If ever there was a more clear case of the patent system encouraging not increases in innovation, but rather ceasing it, I've not heard it.
Oh yay. Now we can add some-obvious-thing in the clooouuudd! to all of the some-obvious-thing but on the intertubes.
I don't think anyone disputes that "patent law is killing job creation." (Note, however, that one can say that generally about most laws and regulations. Indeed, the FDA "is killing job creation," by making it so hard to sell potentially unsafe drugs and medical devices.) The real question is: "does the current system of patent law 'kill' more or less jobs than a reformed system where software patents are unallowable?"
Small-to-medium-sized businesses may flourish, adding some jobs in the process, but could a larger tech company have created more jobs based on software patents it is able to sometimes obtain via the patent office (or otherwise license legitimately or by settlement)?

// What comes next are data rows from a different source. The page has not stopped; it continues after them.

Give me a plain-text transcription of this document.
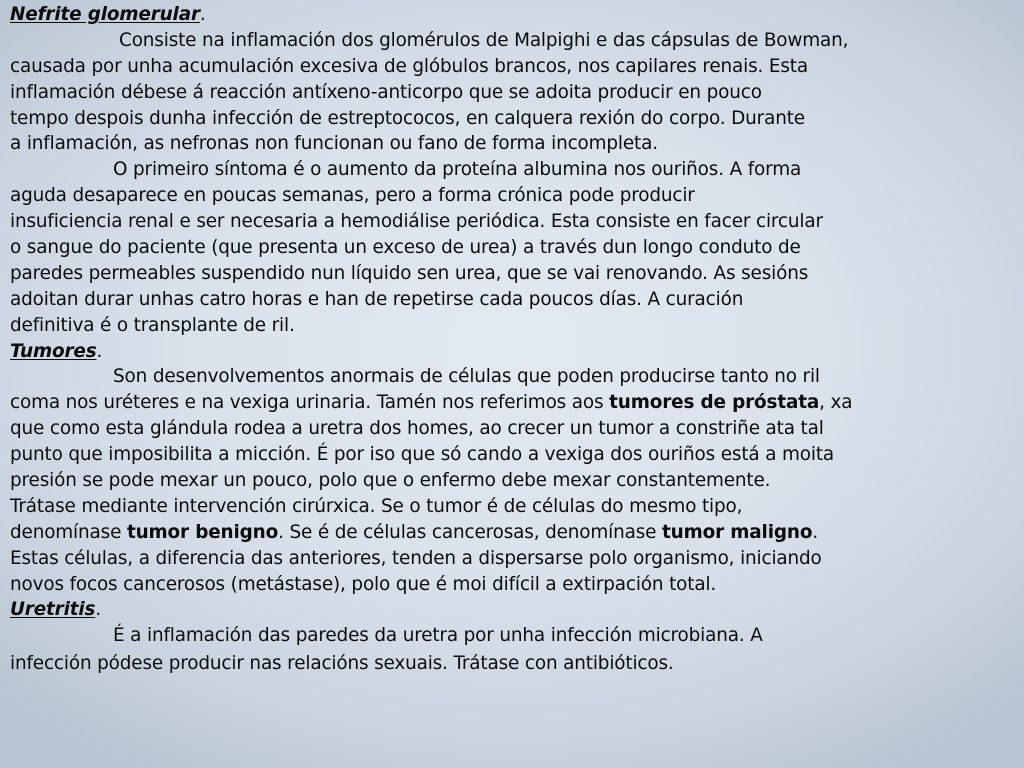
Nefrite glomerular.
Consiste na inflamación dos glomérulos de Malpighi e das cápsulas de Bowman,
causada por unha acumulación excesiva de glóbulos brancos, nos capilares renais. Esta
inflamación débese á reacción antíxeno-anticorpo que se adoita producir en pouco
tempo despois dunha infección de estreptococos, en calquera rexión do corpo. Durante
a inflamación, as nefronas non funcionan ou fano de forma incompleta.
O primeiro síntoma é o aumento da proteína albumina nos ouriños. A forma
aguda desaparece en poucas semanas, pero a forma crónica pode producir
insuficiencia renal e ser necesaria a hemodiálise periódica. Esta consiste en facer circular
o sangue do paciente (que presenta un exceso de urea) a través dun longo conduto de
paredes permeables suspendido nun líquido sen urea, que se vai renovando. As sesións
adoitan durar unhas catro horas e han de repetirse cada poucos días. A curación
definitiva é o transplante de ril.
Tumores.
Son desenvolvementos anormais de células que poden producirse tanto no ril
coma nos uréteres e na vexiga urinaria. Tamén nos referimos aos tumores de próstata, xa
que como esta glándula rodea a uretra dos homes, ao crecer un tumor a constriñe ata tal
punto que imposibilita a micción. É por iso que só cando a vexiga dos ouriños está a moita
presión se pode mexar un pouco, polo que o enfermo debe mexar constantemente.
Trátase mediante intervención cirúrxica. Se o tumor é de células do mesmo tipo,
denomínase tumor benigno. Se é de células cancerosas, denomínase tumor maligno.
Estas células, a diferencia das anteriores, tenden a dispersarse polo organismo, iniciando
novos focos cancerosos (metástase), polo que é moi difícil a extirpación total.
Uretritis.
É a inflamación das paredes da uretra por unha infección microbiana. A
infección pódese producir nas relacións sexuais. Trátase con antibióticos.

Unfortunately, as he admits, it's creating plenty of work and jobs for lawyers, which we have a huge glut of. Lots of starving lawyers + burgeoning area of law = feedback effect where patent reform is fiercely opposed by law association lobbyists. Obviously that kind of work does not create wealth, it merely siphons it at best, but that argument might get drowned out in the financial-crisis-driven scramble to keep billable hours pipes full, regardless of the longer term concerns.
A lot of patents that get approved are seemingly obvious but clearly, to someone, it wasn't. And that makes me wonder what their life and interests and milieu is like. I suspect that until we're asking that question, the patent system will continue to suck.